The result page shows basic information and expression changes of gene/miRNA across datasets. The row with significant expression change of the gene will be marked with red (over expression) or green (down expression). The threshold is |log2(Fold change)| >= 1 and adjusted p value < 0.05. To view the expression level of a dataset, user can click the view button which will present a boxplot of gene expression between tumor and normal.

 

The following parts are Kaplan Meier plots from three datasets if possible and copy number changes across datasets. Similar to gene expression panel, clicking the view button in CNV panel evokes an interactive barplot to show the log2ratios of each tumor sample in a dataset.

 

We also provide gene mutation plots and a list of highly correlated genes. In this page, we just provide a representative mutation plot of a transcript for a gene. For all the affected transcripts, clicking the link on here will open a new page to show the mutation plots.

 


 

Analyzing highly correlated genes

At the bottom of highly correlated gene list, there is a link provide interface to gene correlation analysis. Clicking here link (A) will open a new page that allow apply filters to correlated genes. Currently supported filters: mean Pearson correlation coefficient (PCC), number of supporting datasets (with PCC >0.3) and number of datasets with PCC > 0.5(B). All these filters are aimed to find faithful correlations.

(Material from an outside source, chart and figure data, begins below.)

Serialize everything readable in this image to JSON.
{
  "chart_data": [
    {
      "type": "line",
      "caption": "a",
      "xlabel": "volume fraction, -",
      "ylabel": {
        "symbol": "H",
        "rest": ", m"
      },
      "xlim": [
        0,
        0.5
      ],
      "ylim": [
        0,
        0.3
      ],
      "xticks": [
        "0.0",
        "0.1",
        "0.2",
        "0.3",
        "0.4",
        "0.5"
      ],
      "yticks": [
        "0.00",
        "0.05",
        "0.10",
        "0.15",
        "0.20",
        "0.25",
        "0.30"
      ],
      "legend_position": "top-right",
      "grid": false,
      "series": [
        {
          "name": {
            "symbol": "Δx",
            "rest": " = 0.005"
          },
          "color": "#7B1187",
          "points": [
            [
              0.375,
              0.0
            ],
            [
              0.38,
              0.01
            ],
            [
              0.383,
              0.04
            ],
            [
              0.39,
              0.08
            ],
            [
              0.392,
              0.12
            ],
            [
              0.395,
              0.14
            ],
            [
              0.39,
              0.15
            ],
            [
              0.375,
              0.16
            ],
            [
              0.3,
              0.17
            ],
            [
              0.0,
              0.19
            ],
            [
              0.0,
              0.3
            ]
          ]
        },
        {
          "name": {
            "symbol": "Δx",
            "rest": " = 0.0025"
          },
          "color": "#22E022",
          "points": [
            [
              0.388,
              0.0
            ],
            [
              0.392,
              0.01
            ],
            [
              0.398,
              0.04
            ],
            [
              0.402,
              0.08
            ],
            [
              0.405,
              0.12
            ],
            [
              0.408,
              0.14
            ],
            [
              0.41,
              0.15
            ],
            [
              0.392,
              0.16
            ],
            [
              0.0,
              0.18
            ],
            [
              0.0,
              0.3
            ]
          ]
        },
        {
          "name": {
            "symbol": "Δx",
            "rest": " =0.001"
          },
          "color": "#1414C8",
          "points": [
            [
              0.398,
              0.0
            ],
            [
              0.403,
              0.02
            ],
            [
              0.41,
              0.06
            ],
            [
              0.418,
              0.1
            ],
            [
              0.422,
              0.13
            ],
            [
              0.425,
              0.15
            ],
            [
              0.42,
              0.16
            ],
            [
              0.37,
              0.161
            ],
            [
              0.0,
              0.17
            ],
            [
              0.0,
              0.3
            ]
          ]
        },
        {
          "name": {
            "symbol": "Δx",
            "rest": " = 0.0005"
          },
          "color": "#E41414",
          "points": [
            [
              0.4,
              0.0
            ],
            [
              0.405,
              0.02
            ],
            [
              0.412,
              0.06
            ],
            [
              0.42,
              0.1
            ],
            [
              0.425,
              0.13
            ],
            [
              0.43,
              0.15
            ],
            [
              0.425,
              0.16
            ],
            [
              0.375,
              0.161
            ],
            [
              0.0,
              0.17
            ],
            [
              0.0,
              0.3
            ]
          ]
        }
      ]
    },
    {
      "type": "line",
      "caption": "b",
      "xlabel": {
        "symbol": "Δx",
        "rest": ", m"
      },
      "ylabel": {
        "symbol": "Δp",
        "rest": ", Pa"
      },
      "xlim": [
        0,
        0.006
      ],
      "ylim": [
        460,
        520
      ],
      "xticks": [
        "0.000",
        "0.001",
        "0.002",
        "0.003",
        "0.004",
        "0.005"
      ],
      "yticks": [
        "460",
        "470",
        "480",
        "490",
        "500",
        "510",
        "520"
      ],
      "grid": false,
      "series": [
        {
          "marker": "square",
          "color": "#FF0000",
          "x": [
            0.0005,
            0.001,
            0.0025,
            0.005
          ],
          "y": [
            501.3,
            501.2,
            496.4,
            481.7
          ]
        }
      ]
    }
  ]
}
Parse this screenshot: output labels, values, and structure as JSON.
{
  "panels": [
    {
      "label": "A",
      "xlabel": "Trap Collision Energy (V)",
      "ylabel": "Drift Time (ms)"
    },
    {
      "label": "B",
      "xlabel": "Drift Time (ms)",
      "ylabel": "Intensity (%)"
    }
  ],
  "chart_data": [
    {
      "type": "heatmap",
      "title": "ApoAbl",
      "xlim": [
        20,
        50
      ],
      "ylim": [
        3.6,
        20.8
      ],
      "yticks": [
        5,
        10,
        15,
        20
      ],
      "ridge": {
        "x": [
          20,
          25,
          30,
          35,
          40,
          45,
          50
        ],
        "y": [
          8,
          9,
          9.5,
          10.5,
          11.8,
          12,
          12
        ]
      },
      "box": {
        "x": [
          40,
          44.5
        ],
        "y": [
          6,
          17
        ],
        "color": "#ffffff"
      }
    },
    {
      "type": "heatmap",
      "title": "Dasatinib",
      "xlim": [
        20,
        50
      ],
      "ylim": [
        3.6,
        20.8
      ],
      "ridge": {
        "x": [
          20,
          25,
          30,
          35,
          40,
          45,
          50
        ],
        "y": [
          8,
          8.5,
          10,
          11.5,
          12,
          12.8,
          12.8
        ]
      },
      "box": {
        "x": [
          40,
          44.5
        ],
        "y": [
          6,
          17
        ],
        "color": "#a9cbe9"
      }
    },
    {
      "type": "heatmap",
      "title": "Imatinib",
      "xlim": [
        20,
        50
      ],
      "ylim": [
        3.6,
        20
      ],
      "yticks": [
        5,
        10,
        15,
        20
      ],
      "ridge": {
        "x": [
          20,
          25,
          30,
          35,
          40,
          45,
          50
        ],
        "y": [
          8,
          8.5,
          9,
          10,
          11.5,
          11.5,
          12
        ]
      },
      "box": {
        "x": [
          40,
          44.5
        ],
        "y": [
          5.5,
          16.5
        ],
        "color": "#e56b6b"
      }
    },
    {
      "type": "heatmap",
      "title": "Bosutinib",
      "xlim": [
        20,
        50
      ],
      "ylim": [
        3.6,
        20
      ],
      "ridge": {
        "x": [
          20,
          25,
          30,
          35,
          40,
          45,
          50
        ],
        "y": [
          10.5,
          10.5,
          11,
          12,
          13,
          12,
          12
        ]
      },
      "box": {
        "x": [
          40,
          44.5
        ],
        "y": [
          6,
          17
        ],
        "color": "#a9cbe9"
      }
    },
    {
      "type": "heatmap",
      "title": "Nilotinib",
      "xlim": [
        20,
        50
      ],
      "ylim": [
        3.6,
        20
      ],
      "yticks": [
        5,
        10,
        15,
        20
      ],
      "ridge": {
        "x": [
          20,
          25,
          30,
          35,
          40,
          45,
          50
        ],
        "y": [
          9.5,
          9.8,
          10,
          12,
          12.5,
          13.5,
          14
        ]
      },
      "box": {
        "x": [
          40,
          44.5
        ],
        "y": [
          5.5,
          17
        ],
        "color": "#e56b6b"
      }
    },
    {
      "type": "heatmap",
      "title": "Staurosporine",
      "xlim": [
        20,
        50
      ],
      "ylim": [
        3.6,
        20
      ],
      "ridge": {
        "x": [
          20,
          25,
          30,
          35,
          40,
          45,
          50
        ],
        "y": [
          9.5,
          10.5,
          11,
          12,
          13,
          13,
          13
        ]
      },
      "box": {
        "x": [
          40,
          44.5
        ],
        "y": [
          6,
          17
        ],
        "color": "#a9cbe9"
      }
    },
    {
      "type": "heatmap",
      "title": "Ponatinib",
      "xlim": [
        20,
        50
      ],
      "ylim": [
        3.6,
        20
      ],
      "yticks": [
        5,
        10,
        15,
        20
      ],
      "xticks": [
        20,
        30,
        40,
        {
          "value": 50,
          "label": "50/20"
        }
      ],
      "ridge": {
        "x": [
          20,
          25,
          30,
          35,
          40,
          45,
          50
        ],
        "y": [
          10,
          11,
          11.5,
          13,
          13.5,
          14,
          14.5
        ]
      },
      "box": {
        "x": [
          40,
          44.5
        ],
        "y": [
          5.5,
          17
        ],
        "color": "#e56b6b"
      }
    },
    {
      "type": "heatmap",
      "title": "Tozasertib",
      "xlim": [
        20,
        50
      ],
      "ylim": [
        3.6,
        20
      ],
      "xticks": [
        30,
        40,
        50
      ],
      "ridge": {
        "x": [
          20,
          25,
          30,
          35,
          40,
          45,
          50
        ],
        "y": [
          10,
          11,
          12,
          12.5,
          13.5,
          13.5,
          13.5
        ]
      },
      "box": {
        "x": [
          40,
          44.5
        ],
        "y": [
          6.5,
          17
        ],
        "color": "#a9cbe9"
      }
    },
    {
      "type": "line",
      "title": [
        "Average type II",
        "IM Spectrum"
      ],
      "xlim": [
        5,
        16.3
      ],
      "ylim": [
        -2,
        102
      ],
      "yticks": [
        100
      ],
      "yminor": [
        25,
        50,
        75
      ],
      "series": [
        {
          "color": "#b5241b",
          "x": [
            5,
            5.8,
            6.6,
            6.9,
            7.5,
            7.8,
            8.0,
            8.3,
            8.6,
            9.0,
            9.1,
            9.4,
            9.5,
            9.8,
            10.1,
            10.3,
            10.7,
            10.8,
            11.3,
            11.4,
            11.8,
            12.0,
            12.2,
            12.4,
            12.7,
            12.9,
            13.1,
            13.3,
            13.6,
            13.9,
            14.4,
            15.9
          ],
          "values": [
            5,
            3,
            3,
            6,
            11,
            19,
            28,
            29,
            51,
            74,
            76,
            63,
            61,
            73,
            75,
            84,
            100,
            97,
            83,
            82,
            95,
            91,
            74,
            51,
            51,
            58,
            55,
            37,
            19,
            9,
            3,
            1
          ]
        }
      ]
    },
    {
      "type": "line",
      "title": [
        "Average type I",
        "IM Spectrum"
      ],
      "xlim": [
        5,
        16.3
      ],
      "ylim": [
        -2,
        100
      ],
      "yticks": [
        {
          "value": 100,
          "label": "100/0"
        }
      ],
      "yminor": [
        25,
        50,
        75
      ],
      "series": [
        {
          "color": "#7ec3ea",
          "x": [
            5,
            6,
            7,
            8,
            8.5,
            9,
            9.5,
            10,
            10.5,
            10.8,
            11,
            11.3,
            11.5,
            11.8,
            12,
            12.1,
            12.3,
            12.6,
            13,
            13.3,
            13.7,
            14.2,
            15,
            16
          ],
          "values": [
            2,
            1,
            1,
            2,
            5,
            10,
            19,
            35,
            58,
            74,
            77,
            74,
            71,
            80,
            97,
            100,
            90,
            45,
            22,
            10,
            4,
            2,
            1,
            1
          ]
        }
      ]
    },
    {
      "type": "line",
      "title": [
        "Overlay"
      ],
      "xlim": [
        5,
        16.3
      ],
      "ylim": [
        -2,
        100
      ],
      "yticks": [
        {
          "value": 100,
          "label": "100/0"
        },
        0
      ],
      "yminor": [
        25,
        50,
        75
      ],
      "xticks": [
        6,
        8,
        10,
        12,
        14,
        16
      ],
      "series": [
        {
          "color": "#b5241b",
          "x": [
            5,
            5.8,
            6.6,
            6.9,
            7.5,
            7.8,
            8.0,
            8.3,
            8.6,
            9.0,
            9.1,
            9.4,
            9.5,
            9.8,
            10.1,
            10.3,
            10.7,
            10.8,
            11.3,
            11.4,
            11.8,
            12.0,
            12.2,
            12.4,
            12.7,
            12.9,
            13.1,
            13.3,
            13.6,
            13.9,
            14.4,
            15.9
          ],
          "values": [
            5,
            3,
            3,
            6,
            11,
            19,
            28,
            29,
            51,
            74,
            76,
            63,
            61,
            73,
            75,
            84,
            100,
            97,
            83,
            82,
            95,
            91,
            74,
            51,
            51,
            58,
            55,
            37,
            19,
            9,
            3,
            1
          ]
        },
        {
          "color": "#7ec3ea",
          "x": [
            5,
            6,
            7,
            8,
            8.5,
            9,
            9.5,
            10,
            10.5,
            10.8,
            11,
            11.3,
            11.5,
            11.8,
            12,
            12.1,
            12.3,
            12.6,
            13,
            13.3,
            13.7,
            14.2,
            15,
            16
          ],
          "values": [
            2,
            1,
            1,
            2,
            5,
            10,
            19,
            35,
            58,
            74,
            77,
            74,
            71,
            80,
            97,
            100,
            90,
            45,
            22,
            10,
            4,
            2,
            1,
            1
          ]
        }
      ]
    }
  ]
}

After applying a hard threshold, user can further view the heatmap of these genes' expression in each dataset by select the corresponding dataset in Show Heatmap dropdown menu(C).

 

In the heatmap, the column color code shows the sample grouping where red means tumor and blue means normal(A). The two columns of sidebars to the left of heatmap provide PCC in the current dataset and the average PCC across datasets of the gene in the row with the gene of interest, respectively(B). The row with blank PCCs is the gene of interest(C). User can further filter the gene list in the heatmap, interactively. Clicking the branches of dendrogram can select (or unselect if have been selected) genes in the branch(D). Similarly, Clicking a single row can select (or unselect if have been selected) genes in the row(E). User can then use only the selected genes or discard these genes in the following enrichment analysis(F).

 

After filtering highly correlated genes, we further provide functions to do enrichment analysis and promoter scan. We provide KEGG enrichment and reactome enrichment using clusterProfiler R package(A). For promoter scan, we take use of the ChIP-seq data from GTRdatabase. The enrichment of transcription factor binding site (TFBS) for the set of genes is determined by 1000 bootstrap experiments. The p value of a TF determined by the number of experiments with equal or more TFBS on promoters than that on interested genes' promoters. The ratio is tatio of the number of TFBS on the interested genes' promoter to the average number of TFBS in the 1000 times bootstrap experiment.

Candidate TFs are those with: p value < 0.05, ratio > 2, occupies 30% of interested genes' promoters and the average PCC between TF and interested genes > 0.5.

In the result page, we present the counts of TFBS for each candidate TF on each selected gene (top 20 at most, the full statistics is available as text). Clicking the table will present a heatmap to show the number of TFBS of each candidate on each interested gene's promoter(B). Clicking the plot or the table again will hide the plot. The following panel provides correlations between candidate TF and interested genes(C). Clicking a row will present heatmap of PCCs between corresponding TF and intereted genes in all the dataset.


Summary pages

To better understand the data, we also provide three summary pages (figure): a) Consensus DEGs; b) Recurrent Mutations; c) Significant CNVs.

In Consensus DEGs page (A), we identified 789 consistently up/down regulated genes in ESCC supported by more than 10 datasets (>50%). Then KEGG and Reactome pathway enrichment analysis is also available. In Recurrent Mutations page (B), the genes mutated in more than 5% ESCC samples are listed first. Then for genes mutated in more than 1% ESCC samples, we carried out KEGG and Reactome enrichment analysis. In Significant CNV page, GISTIC2.0 identified significantly gain/loss peaks are shown, the copy number of each genes in the peaks are presented as heatmap. KEGG and Reactome pathway enrichment analysis were carried out for genes in gain or loss peaks.